If you liked Seinfeld, Curbier Enthusiasm, I think, shows who,
who the real creative genius behind all of this is.
And that must eat at Jerry.
I think that must eat at him.
And that's why he has to create this delicate little palace for himself in his mind,
where there is nothing that creeps in that would cause him to feel insecure or unsafe.
So as he lectures the rest of the world on wokeness and safe spaces and cancel culture and political
correctness, what have you, the snowflake that we're talking about here is the rich
guy, Jerry Seinfeld. I found a way to end on a high note, which that was a pretty high note. That was
really good. That was really good. Snaps. Thanks. Thanks. Thanks. Thanks. Thank you. Thank you.
I was reading a Reddit thread about Seinfeld and someone wrote the following.
Seinfeld's an example of someone who is bland and unlikable in every way, but blind ambition
and self-belief paid off. Not particularly talented. His writers and co-workers were much more
capable and talented. Not good looking.
No altruistic or noble qualities to speak of whatsoever.
Prey.
Personality like Velcro or plywood.
But he's made a ton of money.
It's inexplicable.
This reads as someone who's just like an utter disbelief.
I know.
Not even not even disappointed, but just like seeing things for what they are.

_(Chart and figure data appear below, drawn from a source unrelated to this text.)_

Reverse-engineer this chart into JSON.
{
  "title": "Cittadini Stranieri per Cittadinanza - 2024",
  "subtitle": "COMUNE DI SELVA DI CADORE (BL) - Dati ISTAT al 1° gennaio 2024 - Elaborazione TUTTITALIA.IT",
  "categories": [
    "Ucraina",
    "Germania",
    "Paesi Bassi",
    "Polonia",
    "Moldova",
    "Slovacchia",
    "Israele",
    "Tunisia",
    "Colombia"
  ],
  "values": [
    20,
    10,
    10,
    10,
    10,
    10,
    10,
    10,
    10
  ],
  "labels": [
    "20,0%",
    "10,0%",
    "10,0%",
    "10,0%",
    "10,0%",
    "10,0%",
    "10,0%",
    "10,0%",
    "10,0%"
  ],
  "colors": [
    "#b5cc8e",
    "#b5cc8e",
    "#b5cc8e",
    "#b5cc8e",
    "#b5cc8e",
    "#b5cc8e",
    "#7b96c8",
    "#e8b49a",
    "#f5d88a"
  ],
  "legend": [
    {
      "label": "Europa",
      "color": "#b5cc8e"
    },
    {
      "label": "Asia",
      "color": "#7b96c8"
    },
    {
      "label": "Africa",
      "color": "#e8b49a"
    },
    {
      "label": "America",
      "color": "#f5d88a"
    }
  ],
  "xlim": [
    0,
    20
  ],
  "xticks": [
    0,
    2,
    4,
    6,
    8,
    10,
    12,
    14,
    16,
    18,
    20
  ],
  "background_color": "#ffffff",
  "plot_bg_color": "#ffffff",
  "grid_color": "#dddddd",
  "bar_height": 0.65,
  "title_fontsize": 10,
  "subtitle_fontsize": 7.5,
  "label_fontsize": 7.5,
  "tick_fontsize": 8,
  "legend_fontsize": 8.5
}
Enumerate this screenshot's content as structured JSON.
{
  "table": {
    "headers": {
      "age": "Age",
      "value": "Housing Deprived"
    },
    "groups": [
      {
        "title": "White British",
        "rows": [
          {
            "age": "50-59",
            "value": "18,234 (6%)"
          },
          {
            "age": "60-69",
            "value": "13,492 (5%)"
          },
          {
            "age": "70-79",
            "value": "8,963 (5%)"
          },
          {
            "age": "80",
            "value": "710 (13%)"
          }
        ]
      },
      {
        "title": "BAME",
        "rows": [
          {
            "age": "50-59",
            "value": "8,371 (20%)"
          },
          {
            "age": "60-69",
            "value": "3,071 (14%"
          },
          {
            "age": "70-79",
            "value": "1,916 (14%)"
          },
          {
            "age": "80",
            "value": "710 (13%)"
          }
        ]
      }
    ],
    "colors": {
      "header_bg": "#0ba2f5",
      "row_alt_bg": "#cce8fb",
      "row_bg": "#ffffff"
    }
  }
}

It's the most clear throated analysis of Jeffrey, of Jerry Seinfeld.
Yeah.
At very Seinfeld, I see it.
I always said Jeffrey Star.
my brain's broken. She goes on, he's one of those people who actually reinforces my belief in the
law of attraction because there's no other reasonable explanation for his success. This soda cracker
of a human just expects the best so he gets that. I think this is the energy we should all carry
into 2026. I really love that person and they are completely flummox. It's amazing. And the person who
wrote that has deleted their account. So if there is any chance you might be listening to this
day, please find me somehow and let me give you credit. But I think we should all move in our lives
with the delusional optimism of an untalented, uncharismatic Jerry Seinfeld. Like, I'm not,
I'm not usually a person who's like, think and grow rich, but it is proof, though, that
there's no God that he's this rich. I'm sorry. Like, I, at the very, you know,
I'm keeping a running list about whether there is or is not a god and the kind of evidence that
we can collect on either side. But, you know, this is, this is waiting heavily on the no God side.
There's no, there's no justice in this world, unless it's Old Testament God, maybe, because we're
all being punished. That is for sure. Emma Vigeland, I love you so much. Thank you for suggesting this
episode and sort of forcing me down this rabbit hole because I had fun. I had fun. I'm glad you did. I'm
Glad you did. And I love you, buddy. So good to always connect. And, you know, as we've discussed,
now podcasting is hanging out in our world. So it's good to hang out with you. And it's a socialist
summer in New York City. I hope that we came to you with full energy today because we were...
I was out last night at some DSA events celebrating the election results. Got a little, got a little fruity.
A bit fruity.
A bit fruity on stream.
I mean, not in like a, you know, campy manner.
I just, I had some drinks and what are you going to do?
It was a great night.
You were acting like a gay French king.
Scrolling.
I was drunk posting, unfortunately.
Can't do that.
Can't do that.
But, you know, we've been electing some great left-wing anti-genocide
pro-worker candidates here in New York City.
and let's replicate this elsewhere in the country.
I know we can do it.
So many people are saying that, you know,
oh, New York City is just being woke New York City.
First of all, New York City has plenty of very unwoke representatives.
And also, I know that what we are feeling in New York
with regards to the genocide, with regards to taxing the rich,
these are feelings that are being held throughout the country.
So if that is something that resonates with you, join the DSA,
but also look into candidates running in your country.
your district. Support the ones who are. I know we have some great candidates popping up all over the
place that I'm very excited about. And I don't know, just leaving this on a high note.
Absolutely. Change is coming. Changes in the air. Hell yeah. Thanks so much, Matt.